I’m really not a fan of companies being all buttoned down and corporate, things like Trade Associations make my skin crawl (SIBA), so we try our best to be professional even if an occasional stern word or opinion slips out from time to time, its only Human.
A picture can say a thousand words….
We were immensely pleased with our new canned beers, but on Thursday evening we spotted something on social media with someone drinking one of our freshly delivered cans of ‘Cloudy with a chance of hops’ they stated it was oxidised so the following morning we randomly opened some cans from different boxes and poured a lot of beer. Then as a control we hooked up a keykeg of the same beer from the same tank that was used to Can from, The Glass on the left is the our keg sample and the one on the right is the Can sample you can’t say its not obvious can you!!
We knew our beer was right, we have brewed this recipe many times before for Cask and Keg and it has always beer right.
Our approach to our first Canning day was to have an extra level of Best Practice we wanted our beers to reach the Canning Machine is the best state possible, all the obvious cleaning was done and a cleaned Tank was Purged with Co2 (repeatedly filling and blowing off Carbon Dioxide pressure from tank) this is to reduce or remove the presence of Oxygen so that it cannot affect the beer we would put in it for canning. Co2 pressure was also used to supply the beer to the Canning Machine.
We used the most recommended canning company we knew of, they were very professional on the day and after a days work we had Dassler (already pre-carbonated in tank), Zoikes and Cloudy (to be Can-Conditioned) in Can, we were happy.

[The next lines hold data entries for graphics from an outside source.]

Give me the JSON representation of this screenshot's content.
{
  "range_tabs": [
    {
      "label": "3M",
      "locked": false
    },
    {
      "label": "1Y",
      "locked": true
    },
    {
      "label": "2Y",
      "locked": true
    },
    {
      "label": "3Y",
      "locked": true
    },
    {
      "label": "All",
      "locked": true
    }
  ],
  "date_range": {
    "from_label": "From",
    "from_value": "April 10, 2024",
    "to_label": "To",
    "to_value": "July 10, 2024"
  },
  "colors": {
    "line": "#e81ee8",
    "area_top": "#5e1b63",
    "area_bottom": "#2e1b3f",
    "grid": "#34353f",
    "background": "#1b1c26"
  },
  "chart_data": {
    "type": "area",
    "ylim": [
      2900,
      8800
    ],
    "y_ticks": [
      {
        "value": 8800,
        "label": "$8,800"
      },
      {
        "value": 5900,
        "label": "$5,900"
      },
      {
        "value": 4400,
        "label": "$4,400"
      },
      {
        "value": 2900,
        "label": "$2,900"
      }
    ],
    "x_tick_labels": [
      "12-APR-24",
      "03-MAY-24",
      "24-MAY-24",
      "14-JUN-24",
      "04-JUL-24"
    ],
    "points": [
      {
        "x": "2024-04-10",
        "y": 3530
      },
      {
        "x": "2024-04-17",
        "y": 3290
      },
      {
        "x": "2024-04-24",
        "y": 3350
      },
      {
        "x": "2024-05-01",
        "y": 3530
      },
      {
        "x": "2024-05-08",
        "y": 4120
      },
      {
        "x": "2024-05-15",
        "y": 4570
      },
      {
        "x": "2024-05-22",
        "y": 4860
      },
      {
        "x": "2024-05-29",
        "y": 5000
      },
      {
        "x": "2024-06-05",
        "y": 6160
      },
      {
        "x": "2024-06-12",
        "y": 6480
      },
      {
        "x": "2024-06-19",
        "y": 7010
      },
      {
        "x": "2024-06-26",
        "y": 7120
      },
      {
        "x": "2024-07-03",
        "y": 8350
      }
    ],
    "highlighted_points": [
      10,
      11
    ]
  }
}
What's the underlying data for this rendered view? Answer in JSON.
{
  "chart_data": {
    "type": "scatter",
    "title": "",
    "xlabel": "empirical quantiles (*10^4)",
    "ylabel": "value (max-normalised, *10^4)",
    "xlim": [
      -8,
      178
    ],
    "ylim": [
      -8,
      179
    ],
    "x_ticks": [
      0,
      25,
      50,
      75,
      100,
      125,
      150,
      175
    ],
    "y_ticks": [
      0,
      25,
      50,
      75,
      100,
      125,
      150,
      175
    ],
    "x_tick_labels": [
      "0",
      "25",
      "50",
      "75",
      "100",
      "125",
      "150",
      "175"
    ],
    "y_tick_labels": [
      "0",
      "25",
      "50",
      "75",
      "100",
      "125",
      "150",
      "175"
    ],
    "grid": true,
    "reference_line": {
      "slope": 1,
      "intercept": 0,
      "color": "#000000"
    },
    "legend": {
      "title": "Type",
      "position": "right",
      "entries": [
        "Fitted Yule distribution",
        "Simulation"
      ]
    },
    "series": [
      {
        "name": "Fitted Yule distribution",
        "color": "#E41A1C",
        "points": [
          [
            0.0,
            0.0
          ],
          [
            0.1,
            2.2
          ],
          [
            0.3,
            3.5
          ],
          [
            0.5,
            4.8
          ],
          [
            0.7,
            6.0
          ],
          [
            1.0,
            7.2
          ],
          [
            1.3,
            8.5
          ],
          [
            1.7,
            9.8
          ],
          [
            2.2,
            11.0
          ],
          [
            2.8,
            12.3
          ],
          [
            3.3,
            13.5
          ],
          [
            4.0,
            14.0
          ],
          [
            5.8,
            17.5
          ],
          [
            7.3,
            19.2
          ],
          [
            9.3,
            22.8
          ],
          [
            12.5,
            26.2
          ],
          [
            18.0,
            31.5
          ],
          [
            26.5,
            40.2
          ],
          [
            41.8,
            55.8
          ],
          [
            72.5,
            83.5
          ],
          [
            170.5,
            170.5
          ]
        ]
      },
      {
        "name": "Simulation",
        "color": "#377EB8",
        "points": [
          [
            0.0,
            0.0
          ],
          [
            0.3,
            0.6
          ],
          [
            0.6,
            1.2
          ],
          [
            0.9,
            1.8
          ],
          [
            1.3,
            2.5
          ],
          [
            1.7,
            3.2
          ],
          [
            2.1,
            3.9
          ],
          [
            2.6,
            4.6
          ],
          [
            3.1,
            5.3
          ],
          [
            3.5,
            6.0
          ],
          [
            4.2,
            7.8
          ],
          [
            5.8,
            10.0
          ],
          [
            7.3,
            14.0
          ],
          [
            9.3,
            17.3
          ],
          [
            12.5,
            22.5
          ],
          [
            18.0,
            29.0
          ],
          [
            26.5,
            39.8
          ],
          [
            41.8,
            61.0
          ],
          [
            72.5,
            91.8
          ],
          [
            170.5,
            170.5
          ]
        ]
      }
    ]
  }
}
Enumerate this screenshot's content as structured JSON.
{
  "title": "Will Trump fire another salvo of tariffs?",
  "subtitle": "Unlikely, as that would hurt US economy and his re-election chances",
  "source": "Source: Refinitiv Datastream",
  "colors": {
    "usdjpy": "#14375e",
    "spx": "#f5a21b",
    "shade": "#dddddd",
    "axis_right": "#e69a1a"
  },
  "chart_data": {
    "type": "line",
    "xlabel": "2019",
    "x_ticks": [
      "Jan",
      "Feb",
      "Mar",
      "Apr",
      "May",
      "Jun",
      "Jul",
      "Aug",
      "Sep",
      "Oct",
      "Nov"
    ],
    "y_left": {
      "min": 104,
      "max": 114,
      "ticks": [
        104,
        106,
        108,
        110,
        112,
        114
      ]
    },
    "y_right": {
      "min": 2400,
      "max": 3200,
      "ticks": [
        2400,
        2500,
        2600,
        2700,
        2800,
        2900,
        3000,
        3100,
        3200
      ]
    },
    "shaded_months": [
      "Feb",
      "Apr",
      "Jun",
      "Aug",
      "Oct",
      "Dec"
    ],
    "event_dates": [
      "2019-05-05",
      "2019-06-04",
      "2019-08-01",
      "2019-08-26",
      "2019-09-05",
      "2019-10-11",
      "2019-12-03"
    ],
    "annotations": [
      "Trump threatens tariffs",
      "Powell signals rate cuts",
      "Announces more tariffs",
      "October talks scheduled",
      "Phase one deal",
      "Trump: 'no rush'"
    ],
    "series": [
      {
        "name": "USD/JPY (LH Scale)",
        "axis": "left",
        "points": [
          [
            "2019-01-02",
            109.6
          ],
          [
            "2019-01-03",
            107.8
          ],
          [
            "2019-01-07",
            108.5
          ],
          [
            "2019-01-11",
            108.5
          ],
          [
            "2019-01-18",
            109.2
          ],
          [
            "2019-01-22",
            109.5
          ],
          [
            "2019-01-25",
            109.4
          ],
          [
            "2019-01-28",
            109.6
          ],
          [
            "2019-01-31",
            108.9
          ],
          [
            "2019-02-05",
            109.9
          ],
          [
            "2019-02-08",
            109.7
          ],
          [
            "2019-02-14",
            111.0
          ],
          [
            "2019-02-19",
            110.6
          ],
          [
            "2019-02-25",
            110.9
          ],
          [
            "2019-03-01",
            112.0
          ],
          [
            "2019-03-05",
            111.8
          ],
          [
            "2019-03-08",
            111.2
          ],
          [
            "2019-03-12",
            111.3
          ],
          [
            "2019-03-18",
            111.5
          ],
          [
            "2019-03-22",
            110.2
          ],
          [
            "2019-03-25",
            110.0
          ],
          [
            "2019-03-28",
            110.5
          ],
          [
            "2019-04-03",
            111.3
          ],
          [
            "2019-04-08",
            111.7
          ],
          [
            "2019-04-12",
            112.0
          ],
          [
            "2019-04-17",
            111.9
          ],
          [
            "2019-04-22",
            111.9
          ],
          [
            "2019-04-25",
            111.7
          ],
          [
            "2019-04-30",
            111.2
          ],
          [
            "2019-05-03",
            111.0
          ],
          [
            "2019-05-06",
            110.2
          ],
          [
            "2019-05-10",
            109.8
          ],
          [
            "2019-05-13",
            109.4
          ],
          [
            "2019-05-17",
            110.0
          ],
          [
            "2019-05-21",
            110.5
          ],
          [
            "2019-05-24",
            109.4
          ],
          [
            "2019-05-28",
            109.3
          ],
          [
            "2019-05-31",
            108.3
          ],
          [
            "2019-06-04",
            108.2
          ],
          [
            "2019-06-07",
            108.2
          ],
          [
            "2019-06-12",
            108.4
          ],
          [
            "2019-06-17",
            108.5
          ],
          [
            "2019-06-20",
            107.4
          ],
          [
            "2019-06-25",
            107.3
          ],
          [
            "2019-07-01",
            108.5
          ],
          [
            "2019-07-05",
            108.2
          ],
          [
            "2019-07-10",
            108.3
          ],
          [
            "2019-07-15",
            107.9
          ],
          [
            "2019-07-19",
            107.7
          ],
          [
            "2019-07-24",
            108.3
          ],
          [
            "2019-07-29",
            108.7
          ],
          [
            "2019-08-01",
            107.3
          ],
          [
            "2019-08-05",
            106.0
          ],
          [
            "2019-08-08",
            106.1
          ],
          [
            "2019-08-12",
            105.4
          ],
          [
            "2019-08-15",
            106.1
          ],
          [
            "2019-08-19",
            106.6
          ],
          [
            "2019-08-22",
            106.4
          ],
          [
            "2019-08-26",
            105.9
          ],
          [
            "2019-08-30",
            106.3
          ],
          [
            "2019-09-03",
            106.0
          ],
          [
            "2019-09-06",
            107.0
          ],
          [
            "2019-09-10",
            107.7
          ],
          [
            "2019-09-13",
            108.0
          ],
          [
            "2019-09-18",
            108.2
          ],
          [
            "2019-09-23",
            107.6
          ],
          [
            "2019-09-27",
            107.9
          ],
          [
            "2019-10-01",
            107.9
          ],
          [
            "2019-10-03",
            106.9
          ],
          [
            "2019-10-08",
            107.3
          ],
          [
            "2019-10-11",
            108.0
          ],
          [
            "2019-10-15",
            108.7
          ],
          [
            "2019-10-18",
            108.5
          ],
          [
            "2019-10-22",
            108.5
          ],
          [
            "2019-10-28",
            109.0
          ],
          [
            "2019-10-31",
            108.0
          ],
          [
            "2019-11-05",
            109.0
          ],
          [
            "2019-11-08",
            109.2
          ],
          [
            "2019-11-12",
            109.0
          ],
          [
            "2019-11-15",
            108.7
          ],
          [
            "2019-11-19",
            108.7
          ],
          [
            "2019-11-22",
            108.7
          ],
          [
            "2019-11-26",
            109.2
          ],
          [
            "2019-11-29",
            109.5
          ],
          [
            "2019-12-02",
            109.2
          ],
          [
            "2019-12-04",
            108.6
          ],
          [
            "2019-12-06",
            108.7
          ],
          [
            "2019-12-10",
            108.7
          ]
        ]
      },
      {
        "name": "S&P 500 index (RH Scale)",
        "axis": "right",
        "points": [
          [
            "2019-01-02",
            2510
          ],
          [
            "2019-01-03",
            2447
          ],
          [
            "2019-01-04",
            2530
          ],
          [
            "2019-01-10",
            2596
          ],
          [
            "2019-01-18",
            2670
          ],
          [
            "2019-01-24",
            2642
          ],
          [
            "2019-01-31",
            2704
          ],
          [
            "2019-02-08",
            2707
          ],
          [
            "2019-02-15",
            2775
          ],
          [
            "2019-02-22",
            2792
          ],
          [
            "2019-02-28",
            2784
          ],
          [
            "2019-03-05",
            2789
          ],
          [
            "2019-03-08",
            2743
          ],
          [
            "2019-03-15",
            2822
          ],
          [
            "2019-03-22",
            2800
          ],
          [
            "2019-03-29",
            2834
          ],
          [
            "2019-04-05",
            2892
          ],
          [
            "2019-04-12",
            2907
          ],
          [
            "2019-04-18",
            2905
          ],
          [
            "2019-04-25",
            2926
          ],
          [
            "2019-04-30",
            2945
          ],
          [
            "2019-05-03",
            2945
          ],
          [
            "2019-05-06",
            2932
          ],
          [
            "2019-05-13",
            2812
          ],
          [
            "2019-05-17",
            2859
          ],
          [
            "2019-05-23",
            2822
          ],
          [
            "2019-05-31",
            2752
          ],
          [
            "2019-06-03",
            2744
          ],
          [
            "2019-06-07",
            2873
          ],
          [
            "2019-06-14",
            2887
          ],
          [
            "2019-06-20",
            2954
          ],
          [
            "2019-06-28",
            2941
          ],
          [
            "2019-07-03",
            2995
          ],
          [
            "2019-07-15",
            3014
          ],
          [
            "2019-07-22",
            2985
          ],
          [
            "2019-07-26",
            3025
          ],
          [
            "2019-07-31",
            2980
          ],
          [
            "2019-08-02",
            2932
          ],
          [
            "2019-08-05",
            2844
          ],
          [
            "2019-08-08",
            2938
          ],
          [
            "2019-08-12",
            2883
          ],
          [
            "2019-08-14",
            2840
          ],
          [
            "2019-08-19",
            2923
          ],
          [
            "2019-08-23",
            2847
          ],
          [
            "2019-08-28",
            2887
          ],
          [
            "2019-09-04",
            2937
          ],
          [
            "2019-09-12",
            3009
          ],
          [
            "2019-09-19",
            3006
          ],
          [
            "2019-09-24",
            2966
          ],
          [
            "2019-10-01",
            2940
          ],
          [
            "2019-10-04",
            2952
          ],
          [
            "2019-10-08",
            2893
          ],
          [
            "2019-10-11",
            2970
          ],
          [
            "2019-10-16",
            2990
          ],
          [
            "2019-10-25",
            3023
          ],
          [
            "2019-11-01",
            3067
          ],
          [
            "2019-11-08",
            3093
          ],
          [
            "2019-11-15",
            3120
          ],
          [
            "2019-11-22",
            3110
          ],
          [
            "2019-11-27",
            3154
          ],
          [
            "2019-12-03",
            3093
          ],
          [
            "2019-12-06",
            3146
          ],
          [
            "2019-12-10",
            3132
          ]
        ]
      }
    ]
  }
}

The Dassler was ready about 24 hours later when the yeast had settled in can, the Zoikes and Cloudy were tasting great within a week in our warm-room, and we sent deliveries out this week to some great bottle shops. *Spotted the Social media thing as mentioned above* then spent a very stressful Friday writing emails and contacting the customers who had bought cans of Cloudy to get them to withdraw from sale to minimise any damage they would cause. There was variability in the cans we opened and tested so there probably will be some good ones in among the bad ones, even last Saturday the beer was being drunk in our brewery bar and getting good feedback so its all very frustrating.
We believe that Dassler & Zoikes are unaffected by the issue the issue that Cloudy has, the New England style is intrinsically susceptible to Oxidation. We were later told that we should have been advised to Carbonate that particular beer on site rather than Can-condition it as NEIPA’s are notorious for being hard to Can and especially bad when can-conditioned due to the extra airspace that is left inside the can.
The canning company are being very supportive which is greatly appreciated, things like this could easily damage both our business and that of the Canners.
I have some queries to ask the Canners about a couple of aspects of the canning process / procedure that could help avoid overall oxidation and occasional can oxidation.
We also have a couple of recipe and process tweaks in mind that should hopefully make our beer a little more resilient to the rigors of canning and mitigate any extraneous oxygen pickup.
Then it will be Fingers Firmly Crossed for the next time we have the Canning guys on site and Cloudy in tank.
For the very few people that may have got an Oxidised Can you are very welcome to bring your proof of purchase from wherever you bought it and you can have a pint on us at one of our Bar days.